Monty Shaw, executive director of Iowa Renewable Fuels Association, said the uncertainty about the future of the tax credit comes at a difficult time for farmers, who are already dealing with the volatility of weather, energy markets and the trade war with China.

“We are used to dealing with volatility, but it seems like there’s a lot of preventable volatility,” he said.

Finkenauer said she continues to shepherd her bill through committees, despite the partisan nature of Congress.

“When you have the House controlled by one party and the Senate by another, anything we do we have to find common ground, and it is happening,” she said. “We absolutely have to get this done to help our soybean farmers.”

Opponents of the tax credit, such as the advocacy group Taxpayers for Common Sense, argue that the government subsidy is both costly and unnecessarily provides incentives for overproduction, which distorts energy markets.

“After 15 years, taxpayers justifiably expect the biodiesel industry to stand on its own two feet,” wrote Stephen Ellis, executive vice president of the organization, in an email to the Telegraph Herald. “Instead, the biodiesel tax credit has ballooned to a more than $3 billion subsidy the last year it was in effect.”

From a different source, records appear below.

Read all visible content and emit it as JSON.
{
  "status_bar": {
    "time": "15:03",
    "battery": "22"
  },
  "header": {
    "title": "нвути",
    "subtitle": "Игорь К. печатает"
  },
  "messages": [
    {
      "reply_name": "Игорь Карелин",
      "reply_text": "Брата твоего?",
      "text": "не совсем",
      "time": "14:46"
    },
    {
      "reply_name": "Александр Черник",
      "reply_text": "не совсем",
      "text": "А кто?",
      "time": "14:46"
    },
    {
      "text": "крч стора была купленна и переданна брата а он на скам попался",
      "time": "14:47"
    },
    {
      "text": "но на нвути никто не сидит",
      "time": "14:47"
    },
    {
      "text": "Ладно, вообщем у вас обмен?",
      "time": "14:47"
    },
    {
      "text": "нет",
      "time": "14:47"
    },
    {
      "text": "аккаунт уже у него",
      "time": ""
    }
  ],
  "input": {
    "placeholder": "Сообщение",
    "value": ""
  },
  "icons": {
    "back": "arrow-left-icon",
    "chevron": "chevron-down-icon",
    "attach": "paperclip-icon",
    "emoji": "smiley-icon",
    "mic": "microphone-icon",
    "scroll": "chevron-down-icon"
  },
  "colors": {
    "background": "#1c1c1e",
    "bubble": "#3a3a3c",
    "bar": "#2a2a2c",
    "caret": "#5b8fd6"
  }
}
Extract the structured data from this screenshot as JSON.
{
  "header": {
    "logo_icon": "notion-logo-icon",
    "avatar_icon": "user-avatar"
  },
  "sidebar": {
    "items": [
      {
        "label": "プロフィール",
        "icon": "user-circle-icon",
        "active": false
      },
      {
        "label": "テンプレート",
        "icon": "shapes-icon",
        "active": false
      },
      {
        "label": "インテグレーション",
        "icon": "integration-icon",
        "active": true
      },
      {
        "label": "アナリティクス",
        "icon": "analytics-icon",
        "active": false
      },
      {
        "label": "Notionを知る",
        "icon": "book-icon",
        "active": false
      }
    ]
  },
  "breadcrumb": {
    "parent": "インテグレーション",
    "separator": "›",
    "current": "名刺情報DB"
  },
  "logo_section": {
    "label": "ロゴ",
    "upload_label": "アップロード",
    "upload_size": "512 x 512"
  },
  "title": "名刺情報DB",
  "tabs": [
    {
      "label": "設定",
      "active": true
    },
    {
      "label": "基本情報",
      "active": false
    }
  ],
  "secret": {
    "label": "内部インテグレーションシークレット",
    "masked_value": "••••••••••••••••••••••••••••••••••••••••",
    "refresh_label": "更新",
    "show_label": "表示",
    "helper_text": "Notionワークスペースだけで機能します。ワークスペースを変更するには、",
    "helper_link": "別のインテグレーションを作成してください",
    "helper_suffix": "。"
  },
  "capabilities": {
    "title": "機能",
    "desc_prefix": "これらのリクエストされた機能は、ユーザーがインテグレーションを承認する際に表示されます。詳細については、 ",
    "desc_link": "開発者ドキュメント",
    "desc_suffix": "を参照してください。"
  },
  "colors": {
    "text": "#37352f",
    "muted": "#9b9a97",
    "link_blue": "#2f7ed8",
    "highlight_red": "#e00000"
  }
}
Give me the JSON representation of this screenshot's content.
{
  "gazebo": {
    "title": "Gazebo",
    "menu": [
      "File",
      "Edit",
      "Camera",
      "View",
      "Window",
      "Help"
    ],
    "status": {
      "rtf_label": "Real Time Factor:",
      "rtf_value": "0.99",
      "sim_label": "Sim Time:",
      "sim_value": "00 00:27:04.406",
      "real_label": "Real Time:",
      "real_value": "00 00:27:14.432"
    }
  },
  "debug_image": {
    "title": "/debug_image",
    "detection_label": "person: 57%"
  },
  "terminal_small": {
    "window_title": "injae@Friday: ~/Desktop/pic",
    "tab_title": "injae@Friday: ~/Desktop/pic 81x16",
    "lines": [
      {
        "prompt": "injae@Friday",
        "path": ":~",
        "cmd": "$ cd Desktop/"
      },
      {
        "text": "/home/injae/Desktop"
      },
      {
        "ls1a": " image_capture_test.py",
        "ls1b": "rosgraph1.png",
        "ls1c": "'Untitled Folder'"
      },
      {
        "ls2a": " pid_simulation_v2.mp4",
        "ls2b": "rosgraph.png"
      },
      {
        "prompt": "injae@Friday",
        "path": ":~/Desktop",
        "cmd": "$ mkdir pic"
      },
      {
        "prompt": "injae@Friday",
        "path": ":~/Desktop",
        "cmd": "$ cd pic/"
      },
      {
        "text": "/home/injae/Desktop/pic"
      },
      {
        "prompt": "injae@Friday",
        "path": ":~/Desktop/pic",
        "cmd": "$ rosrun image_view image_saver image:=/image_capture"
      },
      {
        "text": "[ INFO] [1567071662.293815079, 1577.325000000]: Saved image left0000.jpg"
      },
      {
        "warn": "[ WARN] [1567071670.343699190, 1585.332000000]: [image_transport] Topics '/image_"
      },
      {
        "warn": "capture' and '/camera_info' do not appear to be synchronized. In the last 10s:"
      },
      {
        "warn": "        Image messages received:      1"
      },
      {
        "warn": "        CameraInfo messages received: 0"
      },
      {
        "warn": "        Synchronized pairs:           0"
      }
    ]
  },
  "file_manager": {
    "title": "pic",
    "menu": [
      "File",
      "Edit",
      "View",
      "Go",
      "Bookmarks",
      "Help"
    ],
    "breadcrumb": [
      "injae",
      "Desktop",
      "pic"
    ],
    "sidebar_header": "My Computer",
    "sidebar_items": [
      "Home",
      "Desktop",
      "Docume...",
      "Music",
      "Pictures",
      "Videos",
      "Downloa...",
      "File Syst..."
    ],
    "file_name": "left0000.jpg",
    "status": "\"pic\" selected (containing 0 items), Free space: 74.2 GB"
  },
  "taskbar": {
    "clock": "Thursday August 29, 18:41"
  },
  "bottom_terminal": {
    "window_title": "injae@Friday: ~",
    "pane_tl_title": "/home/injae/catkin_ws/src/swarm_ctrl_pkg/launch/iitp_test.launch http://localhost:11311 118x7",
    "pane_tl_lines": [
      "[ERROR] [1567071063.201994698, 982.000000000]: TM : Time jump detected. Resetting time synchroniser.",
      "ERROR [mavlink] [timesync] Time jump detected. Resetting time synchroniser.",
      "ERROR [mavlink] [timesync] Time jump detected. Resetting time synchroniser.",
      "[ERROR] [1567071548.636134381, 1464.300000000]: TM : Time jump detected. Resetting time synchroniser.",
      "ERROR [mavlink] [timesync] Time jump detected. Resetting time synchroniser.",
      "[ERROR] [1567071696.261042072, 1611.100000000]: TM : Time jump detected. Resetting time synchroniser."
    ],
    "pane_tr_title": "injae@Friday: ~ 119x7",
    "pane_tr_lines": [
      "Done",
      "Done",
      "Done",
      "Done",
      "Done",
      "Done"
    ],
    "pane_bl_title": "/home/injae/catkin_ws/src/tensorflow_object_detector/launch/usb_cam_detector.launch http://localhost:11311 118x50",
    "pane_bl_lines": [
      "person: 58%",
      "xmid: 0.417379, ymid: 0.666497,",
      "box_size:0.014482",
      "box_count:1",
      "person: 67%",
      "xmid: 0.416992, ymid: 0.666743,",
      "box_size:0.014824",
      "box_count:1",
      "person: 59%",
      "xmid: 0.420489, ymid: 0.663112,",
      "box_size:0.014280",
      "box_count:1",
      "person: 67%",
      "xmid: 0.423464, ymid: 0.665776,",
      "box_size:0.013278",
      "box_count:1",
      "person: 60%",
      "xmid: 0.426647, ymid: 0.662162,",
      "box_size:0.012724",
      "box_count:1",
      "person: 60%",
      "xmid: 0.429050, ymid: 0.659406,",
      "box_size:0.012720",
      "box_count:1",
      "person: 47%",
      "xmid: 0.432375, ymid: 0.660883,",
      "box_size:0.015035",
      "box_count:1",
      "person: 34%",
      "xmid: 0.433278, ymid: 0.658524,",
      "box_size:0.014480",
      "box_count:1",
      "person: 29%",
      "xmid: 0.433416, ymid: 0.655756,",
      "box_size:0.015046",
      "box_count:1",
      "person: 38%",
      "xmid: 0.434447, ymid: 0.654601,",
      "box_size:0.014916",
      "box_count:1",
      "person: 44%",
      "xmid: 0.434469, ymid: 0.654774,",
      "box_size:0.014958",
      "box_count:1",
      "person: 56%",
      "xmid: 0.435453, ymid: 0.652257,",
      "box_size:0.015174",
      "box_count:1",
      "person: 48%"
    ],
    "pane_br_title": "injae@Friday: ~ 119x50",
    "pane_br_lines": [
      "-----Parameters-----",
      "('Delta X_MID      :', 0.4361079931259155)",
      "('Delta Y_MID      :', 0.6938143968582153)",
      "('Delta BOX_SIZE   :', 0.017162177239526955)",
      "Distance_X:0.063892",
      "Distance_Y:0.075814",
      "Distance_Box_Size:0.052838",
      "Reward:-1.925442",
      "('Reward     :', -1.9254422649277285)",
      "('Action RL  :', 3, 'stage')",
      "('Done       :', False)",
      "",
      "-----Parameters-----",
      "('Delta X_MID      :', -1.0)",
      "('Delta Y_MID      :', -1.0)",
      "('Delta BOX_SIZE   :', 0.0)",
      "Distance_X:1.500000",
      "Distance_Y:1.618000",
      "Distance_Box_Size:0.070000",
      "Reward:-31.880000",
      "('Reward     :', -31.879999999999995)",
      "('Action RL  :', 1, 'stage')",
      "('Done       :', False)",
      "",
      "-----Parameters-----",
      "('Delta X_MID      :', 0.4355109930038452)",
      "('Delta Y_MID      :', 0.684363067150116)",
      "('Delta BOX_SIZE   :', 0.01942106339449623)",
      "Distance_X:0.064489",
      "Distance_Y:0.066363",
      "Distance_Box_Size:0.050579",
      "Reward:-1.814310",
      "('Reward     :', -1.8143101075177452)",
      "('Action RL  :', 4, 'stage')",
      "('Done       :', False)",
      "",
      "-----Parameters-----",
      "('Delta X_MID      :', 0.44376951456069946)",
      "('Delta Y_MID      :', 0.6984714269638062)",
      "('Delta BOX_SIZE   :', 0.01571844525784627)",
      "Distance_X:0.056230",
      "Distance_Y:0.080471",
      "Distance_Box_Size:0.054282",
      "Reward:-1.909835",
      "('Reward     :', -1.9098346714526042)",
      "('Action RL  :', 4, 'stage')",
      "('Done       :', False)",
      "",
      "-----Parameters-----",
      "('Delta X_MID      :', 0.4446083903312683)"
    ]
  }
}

Ellis said biodiesel production waxes and wanes depending on the availability of the tax credit.

“That is a clear market distortion with little indication that it will ever change,” he said. “And it’s not just the tax credit. Federal farm subsidies, education and market promotion, the consumption mandate and fueling infrastructure subsidies all support the biodiesel industry. Furthermore, retroactive tax extensions as is being contemplated here make no sense – taxpayers would be subsidizing behavior that already occurred.”

Ellis said his group opposes all energy subsidies.

“Right now, there are subsidies to help industries compete against other industries that are also subsidized,” he said. “That makes no sense.”

At Western Dubuque Biodiesel, Brooks said that, without the credit, fuel producers face stark decisions.

“Fortunately for us, we have working capital. We were very selective on what we spent our money on, and there are years when we just shut the plant down because it didn’t make sense to run financially,” he said. “Some of the (other) plants were running through cash, making sales that were at a loss. Somewhere along the line you’ve got to stop doing that. “Our problem now is if we stopped and laid off people, you’re not going to get those people back because Dubuque (County) has low unemployment. It would be a tremendous hit to us.”

Later Tuesday, Finkenauer visited Big River Resources in Dyersville.

“Everything she does for the ethanol industry and corn farmers is a benefit,” said Plant Manager Terry Manchester. “It’s a great thing having her come visit.”